Similarly to the consistent gender gap, our results indicate that older adolescents were more likely to report low mental well-being and this age gap has increased over time but not across all outcomes. The interaction analyses revealed, though, that these age differences remained stable across the survey years except psychological symptoms where the age gap increased in 2010 and 2018 as compared to 2002. Nonetheless, including a three-way interaction parameter in the regression model revealed that the increase in psychological complaints had been the strongest among older adolescent girls. This is in line with the results reported by Bor et al.[5].
Furthermore, previous research argued that interaction of mental health outcomes and socio-demographic characteristics as gender, age and socio-economic status showed a large cross-national variability (e.g., [36]), which may explain why the changes in associations over time were less emphasized in Czechia. These results do not follow previous findings which indicated that the decline in mental well-being is slightly stronger for older adolescents compared to younger ones [5, 11]. In Norway, an increasing trend in health complaints among adolescents from 1994 to 2014 was found, especially among older adolescent girls [11]. In Sweden the increase over time in psychological complaints (1985 to 2005) was seen in older adolescents (boys and girls), whereas no significant change was seen in the youngest groups (11-year olds) [14]. Given these mixed results, there is a need for a more comprehensive study which includes more countries over a relatively longer time frame and employs a uniform set of mental health and well-being outcomes for boys, girls, adolescents of different age groups, and socio-economic backgrounds.
Interestingly, the gap between Czech adolescents coming from different family affluence families remained relatively stable in the investigated time frame.
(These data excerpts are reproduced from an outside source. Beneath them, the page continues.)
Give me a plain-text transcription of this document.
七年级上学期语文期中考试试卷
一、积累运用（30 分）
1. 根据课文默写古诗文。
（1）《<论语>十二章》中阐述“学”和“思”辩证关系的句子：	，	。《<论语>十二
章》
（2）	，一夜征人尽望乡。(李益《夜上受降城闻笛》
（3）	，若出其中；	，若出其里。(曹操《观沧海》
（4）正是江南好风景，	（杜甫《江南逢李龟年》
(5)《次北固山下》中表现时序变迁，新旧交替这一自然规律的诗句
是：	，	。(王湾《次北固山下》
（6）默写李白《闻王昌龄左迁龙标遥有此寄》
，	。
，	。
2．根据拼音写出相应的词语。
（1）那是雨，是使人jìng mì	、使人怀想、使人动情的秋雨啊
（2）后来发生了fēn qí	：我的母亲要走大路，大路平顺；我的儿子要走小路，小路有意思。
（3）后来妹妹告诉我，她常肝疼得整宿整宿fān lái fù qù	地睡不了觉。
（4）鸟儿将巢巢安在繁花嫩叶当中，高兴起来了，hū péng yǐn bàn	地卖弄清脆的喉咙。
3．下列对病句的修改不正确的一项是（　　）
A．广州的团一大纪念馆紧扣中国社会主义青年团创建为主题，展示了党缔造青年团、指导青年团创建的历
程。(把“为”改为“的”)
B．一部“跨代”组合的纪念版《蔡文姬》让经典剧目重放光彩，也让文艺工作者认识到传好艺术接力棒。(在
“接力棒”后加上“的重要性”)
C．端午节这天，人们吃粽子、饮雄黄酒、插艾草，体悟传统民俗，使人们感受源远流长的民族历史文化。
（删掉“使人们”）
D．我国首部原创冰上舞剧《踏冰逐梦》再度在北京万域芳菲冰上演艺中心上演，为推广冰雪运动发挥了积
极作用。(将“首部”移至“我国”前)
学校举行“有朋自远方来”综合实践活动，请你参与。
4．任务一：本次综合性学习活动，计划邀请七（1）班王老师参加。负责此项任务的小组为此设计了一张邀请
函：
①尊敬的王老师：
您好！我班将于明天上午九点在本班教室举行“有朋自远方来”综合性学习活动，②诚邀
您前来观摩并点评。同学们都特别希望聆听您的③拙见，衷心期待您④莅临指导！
This is in line previous studies that showed that the inequalities in adolescent health complaints in Czechia has been stable from 1994 to 2010 [39], and confirms that this trend has remained stable. This could be partly explained by the demographic characteristics of the Czech population. According to the Gini index [56], Czechia is one of the countries with the lowest income inequality worldwide. In addition, its population is also very homogeneous as regards nationalities of its inhabitants, because only 5% of them are of non-Czech origin and this has been quite consistent over time [57].
A key strength of the present study is investigating nationally representative samples of adolescents using identical study protocols across a 16-year period. Nonetheless, this inherently fosters the limitation that data collected across time is cross-sectional and self-reported. Secondly, the measures used were restricted to those available in the HBSC study since 2002, therefore providing a relatively limited perspective on adolescent mental health. Further research should include a broader range of mental health outcome measures and other potential drivers of mental health trends, such as changes in the school or family environment, or social media use, which are required to better understand this complex issue. Nonetheless, the present study provides essential and up-to-date information about changing mental health trends in early adolescence from the Central European region.